In a stunning reversal of direction, the US Justice Department announced Feb. 27 that Japanese American railroad and mine workers—fired from their jobs in the early stages of World War II—and their families will be eligible for redress under the Civil Liberties Act of 1988.

Originally, the Office of Redress Administration had ruled that only Japanese Americans who were held as inmates in concentration camps were eligible to receive redress. But new documentation presented early last month convinced Justice Department officials that the government was involved in the forced firing of railroad workers.

The announcement was made at a small ceremony in Los Angeles’ “Little Tokyo” district by several representatives from community organizations and railroad worker families. Representing the Justice Department was Bill Lann Lee, the recently appointed Acting Assistant Attorney General for Civil Rights.

“I am pleased that the federal government could come through for these individuals who suffered these hardships. I hope that this will finally end a tragic period in American history for these workers and their families,” Lee said.

Officials from ORA had previous stated the evidence was “not compelling enough. We want to pay them… [but] the problem is we have letters from the presidents of the railroad companies that said it was their ‘own actions.’”

The case languished for many years while advocates pressed forward with letter writing and media campaigns. Then on Feb. 11, a new lobbying delegation visited congressmen and Lee at the Justice Department to renew their cause.

This time they carried documents that were uncovered by Michi Weglyn, author of Years of Infamy, and Andrew Russell, a graduate student at Arizona State University who wrote a master’s thesis on the situation of Japanese Americans in wartime Nevada.

Russell’s thesis stated the federal government was responsible for the dismissal of most of the railroad workers.

Japanese Americans and their families were imprisoned in their homes or evicted from their railroad-owned houses in remote western towns.

“What we fought for in six years, they decided in two weeks,” said Fumi Shimada, a Sacramento resident and an active campaign worker who was at the ceremony. Shimada credited the National Coalition for Redress and Reparations, the Japanese American Citizens League and Weglyn for the victory.

“They wouldn’t listen to us individually,” Weglyn said, and praised Russell for his research. She said she had been prepared to ‘go down fighting’ all the way to the Supreme Court.”

JACL spokesman Al Muratsuchi issued this statement: “The Japanese American community should applaud Mr. Lee for recognizing the injustices facing the railroad and mine workers and their families, and for taking immediate action to resolve this matter.”

Paul Horiuchi Jr., whose father is the renowned artist Paul Horiuchi Sr., said he received a phone call from the ORA on Mar. 3.

The call was a confirmation that his father’s application for redress would be honored. Paul Horiuchi Jr. said when his father, then 19, was given a foreman’s job at the Union Pacific Railroad in Wyoming, he was considered an upstanding member in his community.
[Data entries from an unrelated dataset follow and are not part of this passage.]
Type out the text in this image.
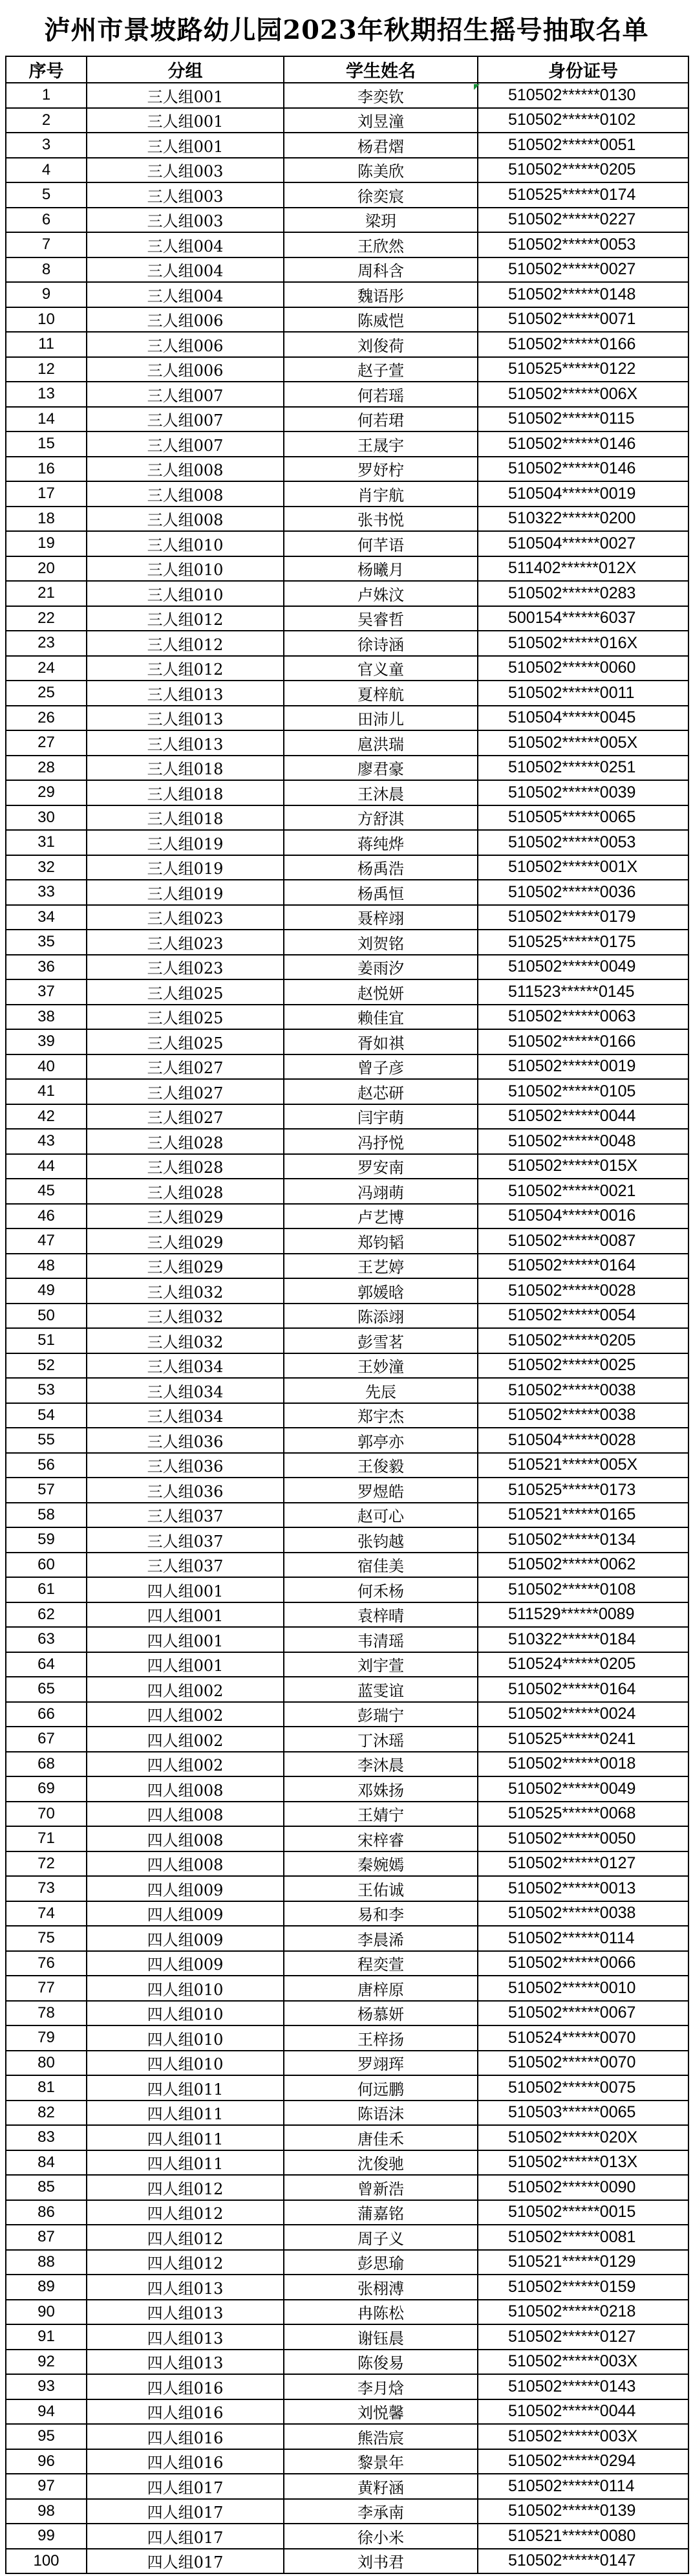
泸州市景坡路幼儿园2023年秋期招生摇号抽取名单
序号	分组	学生姓名	身份证号
1	三人组001	李奕钦	510502******0130
2	三人组001	刘昱潼	510502******0102
3	三人组001	杨君熠	510502******0051
4	三人组003	陈美欣	510502******0205
5	三人组003	徐奕宸	510525******0174
6	三人组003	梁玥	510502******0227
7	三人组004	王欣然	510502******0053
8	三人组004	周科含	510502******0027
9	三人组004	魏语彤	510502******0148
10	三人组006	陈威恺	510502******0071
11	三人组006	刘俊荷	510502******0166
12	三人组006	赵子萱	510525******0122
13	三人组007	何若瑶	510502******006X
14	三人组007	何若珺	510502******0115
15	三人组007	王晟宇	510502******0146
16	三人组008	罗妤柠	510502******0146
17	三人组008	肖宇航	510504******0019
18	三人组008	张书悦	510322******0200
19	三人组010	何芊语	510504******0027
20	三人组010	杨曦月	511402******012X
21	三人组010	卢姝汶	510502******0283
22	三人组012	吴睿哲	500154******6037
23	三人组012	徐诗涵	510502******016X
24	三人组012	官义童	510502******0060
25	三人组013	夏梓航	510502******0011
26	三人组013	田沛儿	510504******0045
27	三人组013	扈洪瑞	510502******005X
28	三人组018	廖君豪	510502******0251
29	三人组018	王沐晨	510502******0039
30	三人组018	方舒淇	510505******0065
31	三人组019	蒋纯烨	510502******0053
32	三人组019	杨禹浩	510502******001X
33	三人组019	杨禹恒	510502******0036
34	三人组023	聂梓翊	510502******0179
35	三人组023	刘贺铭	510525******0175
36	三人组023	姜雨汐	510502******0049
37	三人组025	赵悦妍	511523******0145
38	三人组025	赖佳宜	510502******0063
39	三人组025	胥如祺	510502******0166
40	三人组027	曾子彦	510502******0019
41	三人组027	赵芯研	510502******0105
42	三人组027	闫宇萌	510502******0044
43	三人组028	冯抒悦	510502******0048
44	三人组028	罗安南	510502******015X
45	三人组028	冯翊萌	510502******0021
46	三人组029	卢艺博	510504******0016
47	三人组029	郑钧韬	510502******0087
48	三人组029	王艺婷	510502******0164
49	三人组032	郭媛晗	510502******0028
50	三人组032	陈添翊	510502******0054
51	三人组032	彭雪茗	510502******0205
52	三人组034	王妙潼	510502******0025
53	三人组034	先辰	510502******0038
54	三人组034	郑宇杰	510502******0038
55	三人组036	郭亭亦	510504******0028
56	三人组036	王俊毅	510521******005X
57	三人组036	罗煜皓	510525******0173
58	三人组037	赵可心	510521******0165
59	三人组037	张钧越	510502******0134
60	三人组037	宿佳美	510502******0062
61	四人组001	何禾杨	510502******0108
62	四人组001	袁梓晴	511529******0089
63	四人组001	韦清瑶	510322******0184
64	四人组001	刘宇萱	510524******0205
65	四人组002	蓝雯谊	510502******0164
66	四人组002	彭瑞宁	510502******0024
67	四人组002	丁沐瑶	510525******0241
68	四人组002	李沐晨	510502******0018
69	四人组008	邓姝扬	510502******0049
70	四人组008	王婧宁	510525******0068
71	四人组008	宋梓睿	510502******0050
72	四人组008	秦婉嫣	510502******0127
73	四人组009	王佑诚	510502******0013
74	四人组009	易和李	510502******0038
75	四人组009	李晨浠	510502******0114
76	四人组009	程奕萱	510502******0066
77	四人组010	唐梓原	510502******0010
78	四人组010	杨慕妍	510502******0067
79	四人组010	王梓扬	510524******0070
80	四人组010	罗翊珲	510502******0070
81	四人组011	何远鹏	510502******0075
82	四人组011	陈语沫	510503******0065
83	四人组011	唐佳禾	510502******020X
84	四人组011	沈俊驰	510502******013X
85	四人组012	曾新浩	510502******0090
86	四人组012	蒲嘉铭	510502******0015
87	四人组012	周子义	510502******0081
88	四人组012	彭思瑜	510521******0129
89	四人组013	张栩溥	510502******0159
90	四人组013	冉陈松	510502******0218
91	四人组013	谢钰晨	510502******0127
92	四人组013	陈俊易	510502******003X
93	四人组016	李月焓	510502******0143
94	四人组016	刘悦馨	510502******0044
95	四人组016	熊浩宸	510502******003X
96	四人组016	黎景年	510502******0294
97	四人组017	黄籽涵	510502******0114
98	四人组017	李承南	510502******0139
99	四人组017	徐小米	510521******0080
100	四人组017	刘书君	510502******0147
“Union Pacific was planned as a lifelong commitment for my father, his brother, and their father before them,” he said.
Shortly after the U.S. declared war against Japan in 1942, Paul was fired without explanation and thrown out overnight without compensation. For a time Horiuchi, along with several other Japanese families, lived in a chicken coop lent to them by a black family.

While visiting relatives in Minidoka—the wartime concentration camp in Idaho—Horiuchi “saw two full bottles of milk on each table inverted to mix the cream. We were shocked at the luxury… life at the camp was better than our predicament.”
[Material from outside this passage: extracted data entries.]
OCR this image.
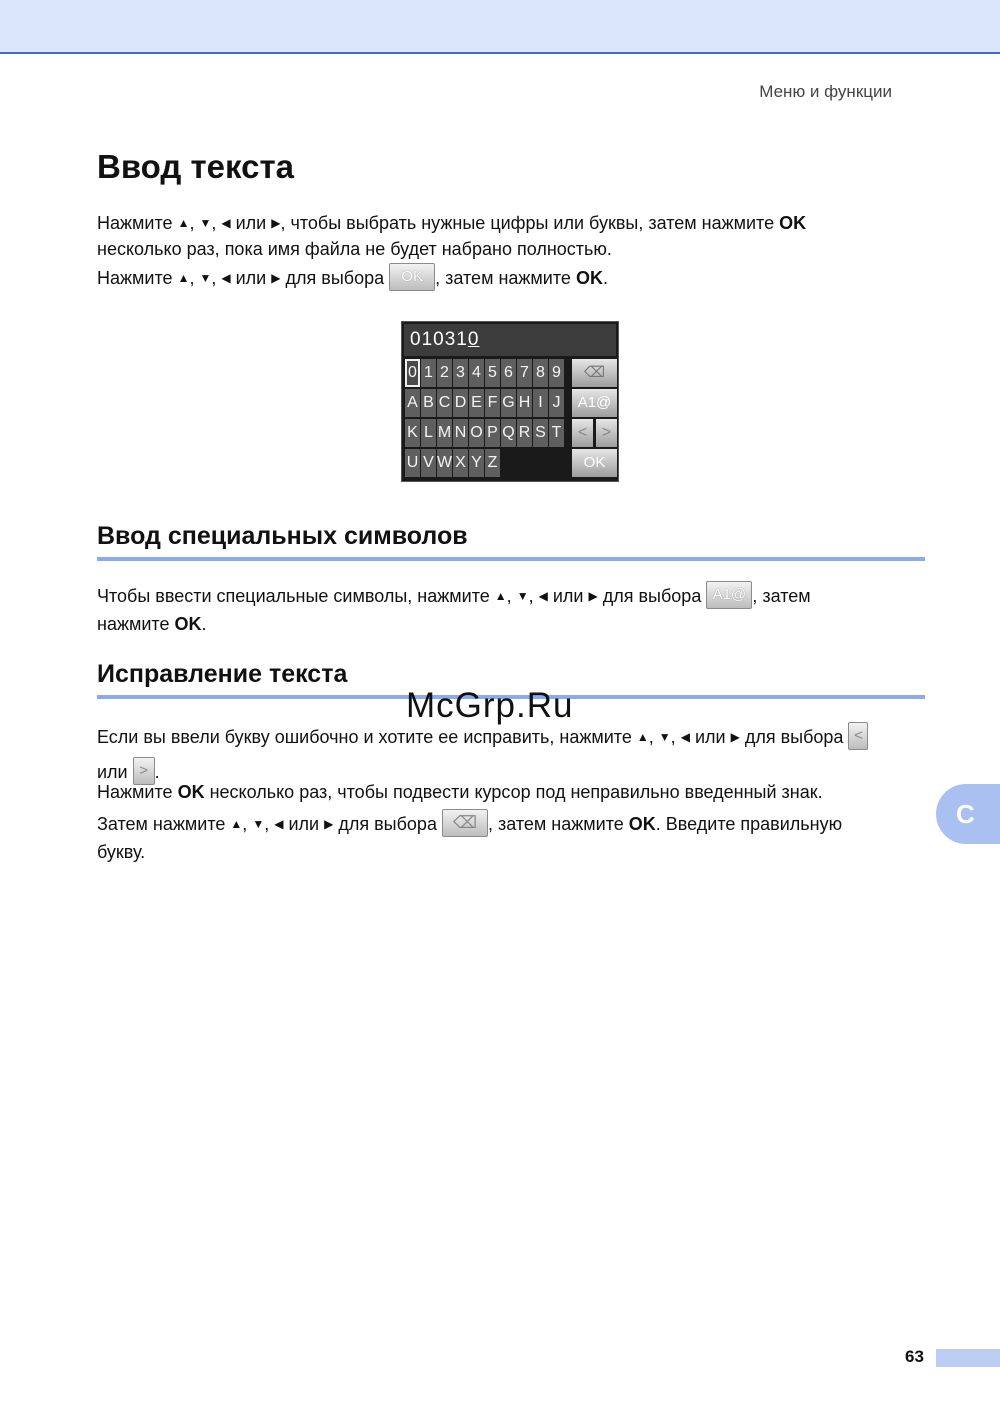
Меню и функции
Ввод текста

Нажмите ▲, ▼, ◀ или ▶, чтобы выбрать нужные цифры или буквы, затем нажмите OK
несколько раз, пока имя файла не будет набрано полностью.

Нажмите ▲, ▼, ◀ или ▶ для выбора OK , затем нажмите OK.

010310
0 1 2 3 4 5 6 7 8 9	⌫
A B C D E F G H I J	A1@
K L M N O P Q R S T	< >
U V W X Y Z	OK
Ввод специальных символов

Чтобы ввести специальные символы, нажмите ▲, ▼, ◀ или ▶ для выбора A1@ , затем
нажмите OK.

Исправление текста
McGrp.Ru

Если вы ввели букву ошибочно и хотите ее исправить, нажмите ▲, ▼, ◀ или ▶ для выбора <
или > .

Нажмите OK несколько раз, чтобы подвести курсор под неправильно введенный знак.

Затем нажмите ▲, ▼, ◀ или ▶ для выбора ⌫ , затем нажмите OK. Введите правильную
букву.

C
63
Denied admission to Minidoka, the family wandered through Wyoming, Utah and ended up in Spokane, WA, where Horiuchi found work in a body and fender shop.

Horiuchi Jr. said, “My father always felt that we were unfairly treated.” But now, he said he feels some satisfaction that their ordeal has finally been acknowledge.

Still in the air is another campaign for redress on behalf of the 2,264 Latin American Japanese kidnapped from Central and South America and interned in American camps during World War II. A lawsuit filed two years ago in Los Angeles is still pending. Their legal status has been clouded because in most cases critical papers were lost. The court is considering two motions by the end of this month: one from the government to dismiss; the other to give all persons class certification. There are an estimated 1,800 former abductees currently alive.

The Justice Department’s Office of Redress urges others who may be eligible under this new interpretation to apply.